Ce graphique tiré du rapport trimestriel Market Insight de Teranet répartit les acheteurs par segment. Les acheteurs de biens immobiliers sont en orange, tandis que les primo-accédants sont en rouge. Les événements de la vie (en bleu) sont des cas où il y a un transfert de propriété entre des personnes apparentées, en raison de choses comme la mort, le mariage ou le divorce. Au cours de la dernière décennie, les propriétaires de plusieurs immeubles sont passés du plus petit segment au plus grand. (Teranet)

« C’est inhabituel dans le sens où les investisseurs constituent maintenant le plus gros segment d’acheteurs en Ontario. Ils dépassent donc les premiers acheteurs, ils dépassent le nombre de personnes qui déménagent. Ils constituent donc le plus gros segment », a déclaré John Pasalis, président de Realosophy Realty.

Pasalis dit que la tendance n’est pas surprenante, étant donné la vitesse à laquelle le marché s’est accéléré, mais il dit que ce qui est préoccupant, c’est que les investisseurs peuvent rendre les hauts et les bas du marché plus sévères.

“Le risque est que lorsque les prix augmentent, les investisseurs sont les optimistes sur le marché … et ils font en fait augmenter les prix des maisons plus haut qu’ils ne devraient l’être autrement”, a-t-il déclaré.

“Mais lorsque le marché se refroidit, les investisseurs deviennent en fait les pessimistes. Et ils sont les premiers à sortir du marché, ce qui accélère potentiellement une tendance à la baisse et rend l’ensemble de notre marché du logement beaucoup plus vulnérable qu’il ne le serait autrement.”

John Pasalis est président de Realosophy Realty Inc. et analyste en logement. Il dit que le pourcentage accru d’investisseurs sur le marché a fait monter les prix, ce qui complique l’accès des primo-accédants au marché. (Farrah Merali / CBC News)

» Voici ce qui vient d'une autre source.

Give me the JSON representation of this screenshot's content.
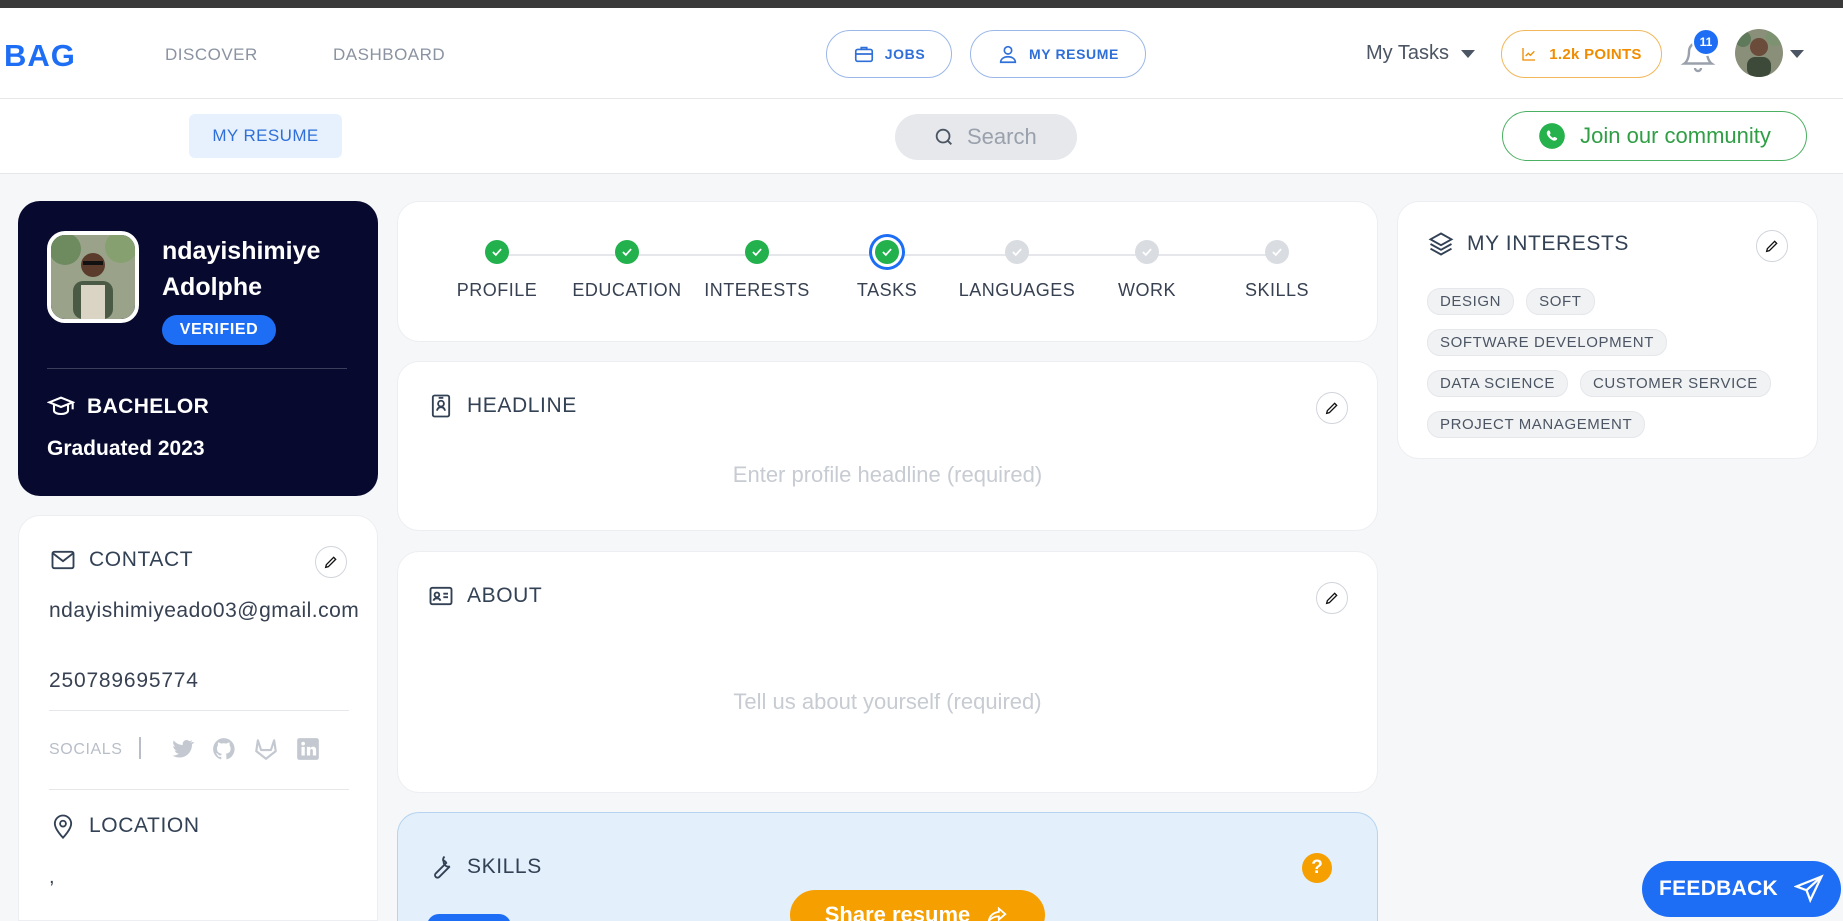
{
  "brand": {
    "logo_text": "BAG",
    "accent": "#1d6ef5"
  },
  "nav": {
    "links": [
      "DISCOVER",
      "DASHBOARD"
    ],
    "jobs_label": "JOBS",
    "my_resume_label": "MY RESUME",
    "my_tasks_label": "My Tasks",
    "points_label": "1.2k POINTS",
    "notification_count": "11"
  },
  "subbar": {
    "tab_label": "MY RESUME",
    "search_placeholder": "Search",
    "community_label": "Join our community"
  },
  "profile": {
    "name": "ndayishimiye Adolphe",
    "verified_label": "VERIFIED",
    "degree": "BACHELOR",
    "graduated": "Graduated 2023"
  },
  "contact": {
    "title": "CONTACT",
    "email": "ndayishimiyeado03@gmail.com",
    "phone": "250789695774",
    "socials_label": "SOCIALS",
    "social_icons": [
      "twitter-icon",
      "github-icon",
      "gitlab-icon",
      "linkedin-icon"
    ],
    "location_title": "LOCATION",
    "location_value": ","
  },
  "progress": {
    "steps": [
      {
        "label": "PROFILE",
        "state": "done"
      },
      {
        "label": "EDUCATION",
        "state": "done"
      },
      {
        "label": "INTERESTS",
        "state": "done"
      },
      {
        "label": "TASKS",
        "state": "current"
      },
      {
        "label": "LANGUAGES",
        "state": "pending"
      },
      {
        "label": "WORK",
        "state": "pending"
      },
      {
        "label": "SKILLS",
        "state": "pending"
      }
    ]
  },
  "headline": {
    "title": "HEADLINE",
    "placeholder": "Enter profile headline (required)"
  },
  "about": {
    "title": "ABOUT",
    "placeholder": "Tell us about yourself (required)"
  },
  "skills": {
    "title": "SKILLS",
    "help": "?"
  },
  "share_label": "Share resume",
  "interests": {
    "title": "MY INTERESTS",
    "tags": [
      "DESIGN",
      "SOFT",
      "SOFTWARE DEVELOPMENT",
      "DATA SCIENCE",
      "CUSTOMER SERVICE",
      "PROJECT MANAGEMENT"
    ]
  },
  "feedback_label": "FEEDBACK",
  "colors": {
    "success": "#22b14c",
    "warning": "#f59f00",
    "dark_card": "#070a2e",
    "community": "#2f9e44"
  }
}
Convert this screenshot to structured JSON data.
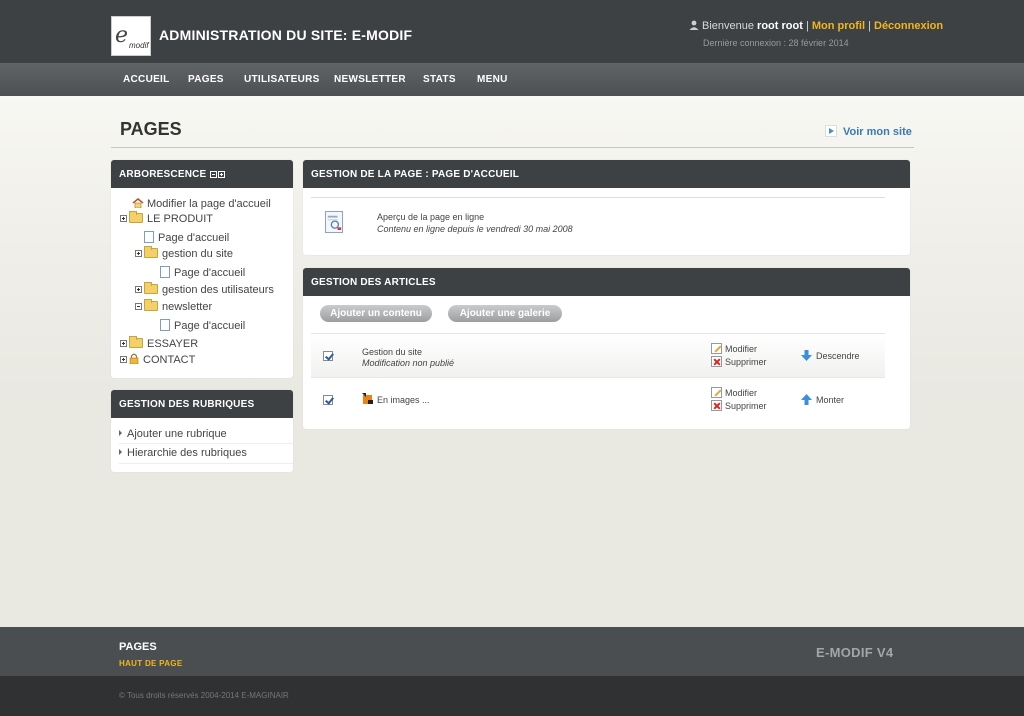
{
  "header": {
    "logo_letter": "e",
    "logo_text": "modif",
    "site_title": "ADMINISTRATION DU SITE: E-MODIF",
    "welcome_prefix": "Bienvenue ",
    "user_name": "root root",
    "sep": "|",
    "profile_link": "Mon profil",
    "logout_link": "Déconnexion",
    "last_login": "Dernière connexion : 28 février 2014"
  },
  "nav": {
    "items": [
      "ACCUEIL",
      "PAGES",
      "UTILISATEURS",
      "NEWSLETTER",
      "STATS",
      "MENU"
    ]
  },
  "main": {
    "page_title": "PAGES",
    "view_site_link": "Voir mon site"
  },
  "sidebar": {
    "tree_title": "ARBORESCENCE",
    "tree": [
      "Modifier la page d'accueil",
      "LE PRODUIT",
      "Page d'accueil",
      "gestion du site",
      "Page d'accueil",
      "gestion des utilisateurs",
      "newsletter",
      "Page d'accueil",
      "ESSAYER",
      "CONTACT"
    ],
    "rubriques_title": "GESTION DES RUBRIQUES",
    "rubriques": [
      "Ajouter une rubrique",
      "Hierarchie des rubriques"
    ]
  },
  "page_panel": {
    "title": "GESTION DE LA PAGE : PAGE D'ACCUEIL",
    "preview_label": "Aperçu de la page en ligne",
    "online_since": "Contenu en ligne depuis le vendredi 30 mai 2008"
  },
  "articles_panel": {
    "title": "GESTION DES ARTICLES",
    "add_content_button": "Ajouter un contenu",
    "add_gallery_button": "Ajouter une galerie",
    "rows": [
      {
        "title": "Gestion du site",
        "status": "Modification non publié",
        "edit": "Modifier",
        "delete": "Supprimer",
        "move": "Descendre"
      },
      {
        "title": "En images ...",
        "status": "",
        "edit": "Modifier",
        "delete": "Supprimer",
        "move": "Monter"
      }
    ]
  },
  "footer": {
    "title": "PAGES",
    "top_link": "HAUT DE PAGE",
    "version": "E-MODIF V4",
    "copyright": "© Tous droits réservés 2004-2014 E-MAGINAIR"
  },
  "colors": {
    "header_bg": "#3e4143",
    "nav_bg": "#575a5c",
    "accent_link": "#f1b71c",
    "blue_link": "#3a7ab0"
  }
}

Alors que certains soutiennent qu’une offre plus importante est nécessaire pour refroidir le marché, Pasalis pointe du doigt d’autres villes comme Phoenix, Arizona et Las Vegas, Nevada, qui ont de la place pour plus d’offre, mais qui ont quand même vu d’énormes bulles immobilières.

Plus d’offre, dit-il, pourrait simplement attirer plus d’investisseurs.

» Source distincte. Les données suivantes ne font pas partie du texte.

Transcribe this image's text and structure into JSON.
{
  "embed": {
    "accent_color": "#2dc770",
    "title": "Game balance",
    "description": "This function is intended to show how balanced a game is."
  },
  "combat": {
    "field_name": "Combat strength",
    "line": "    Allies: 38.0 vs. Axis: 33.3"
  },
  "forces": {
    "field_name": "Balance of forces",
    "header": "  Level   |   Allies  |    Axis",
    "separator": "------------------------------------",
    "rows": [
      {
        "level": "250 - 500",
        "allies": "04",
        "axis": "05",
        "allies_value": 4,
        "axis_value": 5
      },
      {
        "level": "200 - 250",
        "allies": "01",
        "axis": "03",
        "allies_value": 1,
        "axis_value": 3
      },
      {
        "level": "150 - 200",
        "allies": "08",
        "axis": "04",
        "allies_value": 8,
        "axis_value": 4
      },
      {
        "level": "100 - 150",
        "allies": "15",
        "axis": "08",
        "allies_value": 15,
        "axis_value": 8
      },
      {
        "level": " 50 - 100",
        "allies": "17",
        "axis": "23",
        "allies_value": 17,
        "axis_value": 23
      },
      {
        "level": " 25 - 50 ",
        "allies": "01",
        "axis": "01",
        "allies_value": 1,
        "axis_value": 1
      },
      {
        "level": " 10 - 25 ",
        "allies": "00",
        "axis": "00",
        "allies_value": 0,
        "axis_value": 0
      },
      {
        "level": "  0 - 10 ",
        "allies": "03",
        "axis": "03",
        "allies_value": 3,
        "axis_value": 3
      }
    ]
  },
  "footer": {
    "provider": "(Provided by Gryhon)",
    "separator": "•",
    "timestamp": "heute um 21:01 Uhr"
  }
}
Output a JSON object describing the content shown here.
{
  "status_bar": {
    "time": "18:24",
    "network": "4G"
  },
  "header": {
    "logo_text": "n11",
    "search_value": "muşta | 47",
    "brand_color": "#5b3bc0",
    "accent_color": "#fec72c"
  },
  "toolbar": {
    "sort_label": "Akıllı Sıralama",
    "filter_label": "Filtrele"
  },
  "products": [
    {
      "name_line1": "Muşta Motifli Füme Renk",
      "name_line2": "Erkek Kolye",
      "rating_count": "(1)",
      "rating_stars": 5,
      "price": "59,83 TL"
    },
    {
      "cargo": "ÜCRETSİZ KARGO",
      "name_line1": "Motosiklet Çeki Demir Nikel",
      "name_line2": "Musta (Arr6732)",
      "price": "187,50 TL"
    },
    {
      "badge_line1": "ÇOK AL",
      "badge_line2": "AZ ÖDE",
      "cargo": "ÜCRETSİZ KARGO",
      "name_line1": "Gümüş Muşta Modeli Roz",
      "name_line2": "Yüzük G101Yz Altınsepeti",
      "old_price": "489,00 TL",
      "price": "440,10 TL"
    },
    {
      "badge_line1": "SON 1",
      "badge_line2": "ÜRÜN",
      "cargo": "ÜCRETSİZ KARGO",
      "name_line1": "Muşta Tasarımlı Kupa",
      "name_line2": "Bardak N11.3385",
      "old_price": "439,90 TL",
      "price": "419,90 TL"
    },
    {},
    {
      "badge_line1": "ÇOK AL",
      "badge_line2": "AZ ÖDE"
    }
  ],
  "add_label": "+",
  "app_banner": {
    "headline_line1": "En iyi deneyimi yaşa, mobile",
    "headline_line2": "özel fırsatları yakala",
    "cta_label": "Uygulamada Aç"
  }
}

“Lorsque les investisseurs constituent le segment le plus important de votre base d’acheteurs, aucune quantité d’offre n’est suffisante”, a déclaré Pasalis.

“Ça ne va pas avoir une belle fin”

La tendance concerne également Ron Butler, l’un des fondateurs de Butler Mortgage. Il dit qu’il a vu les investisseurs surenchérir sur bon nombre de ses clients qui sont des primo-accédants.

“Nous avons vu nos clients contraints à la limite supérieure de leur abordabilité. Mais c’est la seule option qu’ils ont est d’être au plus haut point qu’ils peuvent éventuellement atteindre d’un point de vue d’emprunt”, a déclaré Butler.

Ron Butler est un courtier en hypothèques et l’un des fondateurs de Butler Mortgage. Il croit que la tendance actuelle des investisseurs qui représentent maintenant plus de 25 % des transactions en Ontario est une tendance préoccupante. (Ron Butler)

“Je pense que nous approchons de moments de désespoir littéral parmi certaines familles qui cherchent à acheter une maison en Ontario.”

Butler dit qu’il aimerait voir une intervention pour endiguer le comportement des investisseurs des trois niveaux de gouvernement – ​​avant qu’il ne soit trop tard.

“Cela ne va pas avoir une bonne fin, à mon avis. Ce n’est tout simplement pas”, a déclaré Butler.

“Cela entraînera soit un changement générationnel de personnes quittant la province, soit une sorte de détérioration des prix qui finira par prendre beaucoup de gens du côté.”

Quant à Safdar : la famille a décidé que s’ils sont à nouveau obligés de déménager, ils quitteront la ville – pour de bon cette fois. Pour elle, il ne s’agit pas seulement de chiffres – il s’agit d’essayer de trouver une communauté qu’ils peuvent appeler leur chez-soi et de créer une certaine stabilité pour leurs enfants.

“Il ne s’agit pas seulement d’acheter une maison. C’est beaucoup d’émotion.”